I n Illo Tempore, Estudantes, lentes e futricas. Livraria Aillaud & Cª. Paris-Lisboa,1902 [4]


terça-feira, 18 de setembro de 2018

Breve História do Traje

Qual a origem e propósito do traje académico? A esta pergunta muitos responderão que a sua origem é eclesiástica e que o seu propósito é tornar todos os estudantes iguais ou quiçá que serve para praxar... Mas será essa a sua história e propósito?

Começamos por esclarecer que nenhuma destas potenciais respostas é verdadeira.

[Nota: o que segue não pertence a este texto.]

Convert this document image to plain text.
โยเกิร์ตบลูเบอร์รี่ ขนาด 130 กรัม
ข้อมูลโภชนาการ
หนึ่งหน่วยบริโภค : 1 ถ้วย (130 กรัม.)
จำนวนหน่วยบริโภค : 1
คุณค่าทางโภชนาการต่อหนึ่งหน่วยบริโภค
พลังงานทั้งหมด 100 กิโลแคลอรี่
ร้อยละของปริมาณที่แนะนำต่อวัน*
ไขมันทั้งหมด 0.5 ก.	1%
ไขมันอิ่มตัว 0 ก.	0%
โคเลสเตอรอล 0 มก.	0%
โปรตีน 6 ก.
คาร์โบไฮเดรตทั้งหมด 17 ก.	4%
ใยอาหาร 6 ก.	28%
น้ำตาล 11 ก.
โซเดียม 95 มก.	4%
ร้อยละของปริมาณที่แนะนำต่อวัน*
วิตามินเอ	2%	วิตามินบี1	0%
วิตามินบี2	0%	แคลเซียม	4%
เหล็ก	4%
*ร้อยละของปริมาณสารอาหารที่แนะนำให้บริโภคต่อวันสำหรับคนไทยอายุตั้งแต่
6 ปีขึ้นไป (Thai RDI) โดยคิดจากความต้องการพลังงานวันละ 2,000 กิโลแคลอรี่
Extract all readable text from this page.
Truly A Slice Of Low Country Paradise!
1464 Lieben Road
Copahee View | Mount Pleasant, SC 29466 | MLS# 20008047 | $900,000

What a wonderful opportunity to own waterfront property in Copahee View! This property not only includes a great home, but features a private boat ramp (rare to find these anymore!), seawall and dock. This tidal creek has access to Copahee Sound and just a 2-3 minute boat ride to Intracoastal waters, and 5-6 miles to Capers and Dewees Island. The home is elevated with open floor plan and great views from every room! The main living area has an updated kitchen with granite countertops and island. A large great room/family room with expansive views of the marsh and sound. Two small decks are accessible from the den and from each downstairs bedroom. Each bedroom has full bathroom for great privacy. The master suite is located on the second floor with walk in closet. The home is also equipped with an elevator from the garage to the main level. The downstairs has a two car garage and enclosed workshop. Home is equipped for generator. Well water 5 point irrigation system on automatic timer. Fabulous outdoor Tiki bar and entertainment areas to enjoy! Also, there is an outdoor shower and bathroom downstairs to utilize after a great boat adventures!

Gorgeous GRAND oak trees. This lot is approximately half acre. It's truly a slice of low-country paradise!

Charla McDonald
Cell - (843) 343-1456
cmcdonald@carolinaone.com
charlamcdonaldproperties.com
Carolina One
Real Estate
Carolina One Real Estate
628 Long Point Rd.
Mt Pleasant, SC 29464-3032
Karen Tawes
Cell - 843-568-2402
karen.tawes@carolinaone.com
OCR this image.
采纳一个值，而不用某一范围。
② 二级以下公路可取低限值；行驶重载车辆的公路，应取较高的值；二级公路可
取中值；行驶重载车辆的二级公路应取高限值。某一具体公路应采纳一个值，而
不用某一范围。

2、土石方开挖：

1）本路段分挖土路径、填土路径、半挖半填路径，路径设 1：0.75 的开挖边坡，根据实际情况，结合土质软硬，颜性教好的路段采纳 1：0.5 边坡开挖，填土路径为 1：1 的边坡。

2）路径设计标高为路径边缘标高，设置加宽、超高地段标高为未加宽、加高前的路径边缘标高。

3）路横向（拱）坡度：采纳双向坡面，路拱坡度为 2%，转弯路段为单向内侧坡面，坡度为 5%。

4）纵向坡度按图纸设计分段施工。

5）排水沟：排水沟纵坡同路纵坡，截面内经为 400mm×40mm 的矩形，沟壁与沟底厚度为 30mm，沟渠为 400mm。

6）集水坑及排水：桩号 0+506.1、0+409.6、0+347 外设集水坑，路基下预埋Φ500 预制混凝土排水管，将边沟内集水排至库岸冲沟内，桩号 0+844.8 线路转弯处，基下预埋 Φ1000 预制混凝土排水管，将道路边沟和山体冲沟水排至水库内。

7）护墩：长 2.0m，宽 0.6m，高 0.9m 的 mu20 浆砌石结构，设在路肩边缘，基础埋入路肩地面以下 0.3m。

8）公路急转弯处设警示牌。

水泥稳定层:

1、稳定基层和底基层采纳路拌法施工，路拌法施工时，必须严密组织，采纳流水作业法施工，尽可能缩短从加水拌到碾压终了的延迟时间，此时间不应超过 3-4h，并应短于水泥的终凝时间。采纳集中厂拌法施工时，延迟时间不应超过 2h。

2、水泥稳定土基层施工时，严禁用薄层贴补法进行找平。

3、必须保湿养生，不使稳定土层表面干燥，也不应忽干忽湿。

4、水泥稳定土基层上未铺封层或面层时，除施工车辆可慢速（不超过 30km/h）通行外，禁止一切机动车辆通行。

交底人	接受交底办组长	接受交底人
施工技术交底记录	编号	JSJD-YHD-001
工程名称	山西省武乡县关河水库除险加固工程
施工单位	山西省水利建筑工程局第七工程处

Nos primeiros séculos os trajes estudantis eram marcados pela indumentária religiosa dos clérigos que tinham o exclusivo de cursar Estudos Gerais. [1] Geralmente castanhos e mais tardiamente pretos, já que não eram permitidas cores garridas.[1] Com a abertura da universidade a outras classes sociais houve uma natural evolução do vestuário, permeável a modas, ainda que pautado pela sobriedade e austeridade.[1] O uso de um traje pelos novos estudantes derivou do desejo de não destoar e da necessidade de identificar o foro académico.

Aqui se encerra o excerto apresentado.